Poor Joe Klein. The Time magazine writer missed yesterday's epic health care lecturefest summit. I can't blame him. Olympic curling is much more fascinating.

Anyway, he's catching up and he's come to the conclusion that Professor Obama totally schooled the GOP.

Why? Because the president talked a lot but observers found the event boring, ergo proving both Obama's brilliance and the dimwittedness and poor statesmanship of the GOP opposition.

Yes, that really is the gist of his argument from a February 26 Swampland blog (emphasis mine):

Shame on me. I was elsewhere yesterday and missed the health care summit. I'm catching up now, and the tea leaves seem to indicate that Obama came out well ahead of the Republicans. How do I know that? From Matt Drudge, of course. I mean, Drudge's takeaway from the summit is that the President talked a lot--actually, the President, the Congressional Democrats and Republicans each spoke an equal amount--the Times of London found it boring and the networks turned to other programming.
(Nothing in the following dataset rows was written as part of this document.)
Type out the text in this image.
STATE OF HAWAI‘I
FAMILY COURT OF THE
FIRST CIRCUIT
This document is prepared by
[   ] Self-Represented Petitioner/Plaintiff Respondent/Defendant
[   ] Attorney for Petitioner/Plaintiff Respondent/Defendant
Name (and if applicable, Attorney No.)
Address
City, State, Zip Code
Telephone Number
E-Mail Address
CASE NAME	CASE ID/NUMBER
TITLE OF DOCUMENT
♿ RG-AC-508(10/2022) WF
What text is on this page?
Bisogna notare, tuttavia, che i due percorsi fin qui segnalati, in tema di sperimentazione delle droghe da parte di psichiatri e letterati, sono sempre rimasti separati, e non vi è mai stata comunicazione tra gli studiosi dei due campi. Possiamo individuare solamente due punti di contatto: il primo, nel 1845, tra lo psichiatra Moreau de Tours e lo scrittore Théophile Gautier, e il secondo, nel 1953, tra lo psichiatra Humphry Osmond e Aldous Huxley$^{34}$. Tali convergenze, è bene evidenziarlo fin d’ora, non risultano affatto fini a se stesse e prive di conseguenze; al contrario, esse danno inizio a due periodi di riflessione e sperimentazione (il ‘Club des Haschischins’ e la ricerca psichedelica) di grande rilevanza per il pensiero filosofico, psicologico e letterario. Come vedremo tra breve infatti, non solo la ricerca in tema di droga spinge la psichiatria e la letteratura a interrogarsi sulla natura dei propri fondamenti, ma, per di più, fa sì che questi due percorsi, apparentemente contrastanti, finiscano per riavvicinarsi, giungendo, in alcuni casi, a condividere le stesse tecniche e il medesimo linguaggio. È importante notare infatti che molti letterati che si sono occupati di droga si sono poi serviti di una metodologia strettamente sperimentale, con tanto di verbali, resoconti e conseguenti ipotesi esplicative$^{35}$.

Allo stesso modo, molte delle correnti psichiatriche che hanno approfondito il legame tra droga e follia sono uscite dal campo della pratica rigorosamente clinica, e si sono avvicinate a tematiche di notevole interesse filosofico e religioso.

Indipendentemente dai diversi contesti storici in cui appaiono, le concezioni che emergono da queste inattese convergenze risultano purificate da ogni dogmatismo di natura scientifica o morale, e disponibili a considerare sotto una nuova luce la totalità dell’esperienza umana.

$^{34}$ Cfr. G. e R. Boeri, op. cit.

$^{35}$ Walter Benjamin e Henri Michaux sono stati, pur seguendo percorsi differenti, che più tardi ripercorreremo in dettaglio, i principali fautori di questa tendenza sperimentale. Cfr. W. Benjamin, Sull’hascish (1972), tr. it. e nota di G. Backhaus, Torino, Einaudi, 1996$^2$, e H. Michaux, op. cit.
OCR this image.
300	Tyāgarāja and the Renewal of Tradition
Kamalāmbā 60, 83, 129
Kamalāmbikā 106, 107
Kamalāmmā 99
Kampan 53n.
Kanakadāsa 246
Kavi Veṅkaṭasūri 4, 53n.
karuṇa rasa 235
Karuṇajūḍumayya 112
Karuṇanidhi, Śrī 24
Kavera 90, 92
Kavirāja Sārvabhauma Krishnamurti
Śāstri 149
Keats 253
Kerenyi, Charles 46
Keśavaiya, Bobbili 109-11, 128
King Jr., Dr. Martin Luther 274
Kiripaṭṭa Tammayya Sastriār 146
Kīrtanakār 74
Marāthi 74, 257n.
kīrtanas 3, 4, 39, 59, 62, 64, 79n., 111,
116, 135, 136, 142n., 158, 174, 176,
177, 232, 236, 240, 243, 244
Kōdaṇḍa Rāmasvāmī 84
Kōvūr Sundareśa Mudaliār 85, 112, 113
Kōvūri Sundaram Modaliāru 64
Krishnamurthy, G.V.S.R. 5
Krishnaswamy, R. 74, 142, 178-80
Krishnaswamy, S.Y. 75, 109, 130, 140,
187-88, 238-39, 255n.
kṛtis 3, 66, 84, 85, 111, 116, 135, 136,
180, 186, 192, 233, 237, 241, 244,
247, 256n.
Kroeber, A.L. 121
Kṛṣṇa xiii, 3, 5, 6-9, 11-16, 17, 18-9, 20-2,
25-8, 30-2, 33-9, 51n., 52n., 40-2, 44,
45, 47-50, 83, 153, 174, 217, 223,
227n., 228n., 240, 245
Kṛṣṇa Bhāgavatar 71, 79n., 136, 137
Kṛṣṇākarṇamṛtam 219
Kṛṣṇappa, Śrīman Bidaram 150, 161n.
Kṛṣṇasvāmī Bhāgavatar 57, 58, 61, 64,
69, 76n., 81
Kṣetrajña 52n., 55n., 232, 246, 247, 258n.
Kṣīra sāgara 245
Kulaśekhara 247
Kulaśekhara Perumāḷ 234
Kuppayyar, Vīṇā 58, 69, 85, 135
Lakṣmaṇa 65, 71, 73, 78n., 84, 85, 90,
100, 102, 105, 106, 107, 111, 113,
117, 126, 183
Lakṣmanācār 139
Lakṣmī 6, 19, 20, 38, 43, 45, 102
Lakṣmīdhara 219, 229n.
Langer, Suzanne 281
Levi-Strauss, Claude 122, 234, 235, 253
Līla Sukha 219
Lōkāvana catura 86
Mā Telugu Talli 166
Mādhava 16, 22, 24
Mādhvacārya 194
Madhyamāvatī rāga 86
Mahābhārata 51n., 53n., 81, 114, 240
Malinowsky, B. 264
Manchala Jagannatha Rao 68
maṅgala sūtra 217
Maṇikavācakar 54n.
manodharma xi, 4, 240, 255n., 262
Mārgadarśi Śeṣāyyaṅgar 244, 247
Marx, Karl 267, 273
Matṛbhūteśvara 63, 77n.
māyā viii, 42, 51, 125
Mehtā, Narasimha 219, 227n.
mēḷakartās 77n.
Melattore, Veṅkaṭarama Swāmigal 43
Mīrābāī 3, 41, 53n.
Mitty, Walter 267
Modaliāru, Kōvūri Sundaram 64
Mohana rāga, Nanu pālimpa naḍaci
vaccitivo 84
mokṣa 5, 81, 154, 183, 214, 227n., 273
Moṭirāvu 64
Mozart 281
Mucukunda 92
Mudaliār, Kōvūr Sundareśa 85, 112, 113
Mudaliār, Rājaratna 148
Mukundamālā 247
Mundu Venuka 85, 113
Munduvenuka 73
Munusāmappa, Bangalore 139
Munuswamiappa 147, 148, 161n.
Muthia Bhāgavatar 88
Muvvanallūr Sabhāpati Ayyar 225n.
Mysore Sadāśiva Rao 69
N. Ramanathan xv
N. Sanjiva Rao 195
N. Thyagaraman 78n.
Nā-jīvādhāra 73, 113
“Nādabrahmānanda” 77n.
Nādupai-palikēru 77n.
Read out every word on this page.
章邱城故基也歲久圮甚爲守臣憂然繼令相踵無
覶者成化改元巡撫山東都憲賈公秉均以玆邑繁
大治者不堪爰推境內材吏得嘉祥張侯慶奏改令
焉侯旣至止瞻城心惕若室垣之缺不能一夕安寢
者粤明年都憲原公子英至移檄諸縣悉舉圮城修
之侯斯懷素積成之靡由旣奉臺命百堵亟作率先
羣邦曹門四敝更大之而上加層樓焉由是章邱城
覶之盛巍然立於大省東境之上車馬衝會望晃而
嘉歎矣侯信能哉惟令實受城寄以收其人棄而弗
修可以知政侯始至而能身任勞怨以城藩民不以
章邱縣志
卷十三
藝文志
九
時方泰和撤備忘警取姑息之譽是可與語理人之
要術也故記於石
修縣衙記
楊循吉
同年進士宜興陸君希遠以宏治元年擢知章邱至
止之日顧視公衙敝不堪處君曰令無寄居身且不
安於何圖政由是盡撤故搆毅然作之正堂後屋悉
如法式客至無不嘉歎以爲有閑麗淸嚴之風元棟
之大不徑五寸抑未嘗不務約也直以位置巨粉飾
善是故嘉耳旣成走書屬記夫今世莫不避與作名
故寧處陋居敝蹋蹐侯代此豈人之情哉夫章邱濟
Reading between the lines, you can conclude that the Republicans had nothing very interesting, or clever, to say (and were never able to get the President's goat). And that the President was his usual, unflappable, well-informed self. You can also conclude that not much progress was made at the summit, as Karen reports here--but that's a huge surprise, right?

Reading further, in the New York Times, I can't find any indications that the Congressional Democrats were actually present at this meeting. Certainly, they had nothing notable to say, no new compromises to propose--which leads to another obvious conclusion: the Republicans have been absolutely recalcitrant in this process, but the Dems are no bargain, either.

I remain convinced that if the Republicans actually wanted to deal with this issue, they might have gotten some major concessions from the President--malpractice reform, for sure; perhaps a greater use of insurance polices that emphasize catastrophic coverage (as the Republicans wanted), maybe even a system--as John McCain proposed during the campaign and health wonks everywhere favor--that truly limited the deductability of  corporate health care benefits. To get these things, however, the Republicans would have had to say yes at some point. As in, YES, I'll vote for the bill if you throw in malpractice and pay for it with the money you get from limiting deductability. That is what happens in a negotiation. That is what is supposed to happen in a democracy.

But the obvious truth here is that the Republicans do not want any sort of health care bill to pass at all because they do not want to hand President Obama a victory. Shame on them.

To Klein, the possibility that Republicans want to kill ObamaCare because they genuinely are concerned that it will be harmful to the country is out of the question, although he paints Democrats as well-intentioned but feckless in handling the legislative process.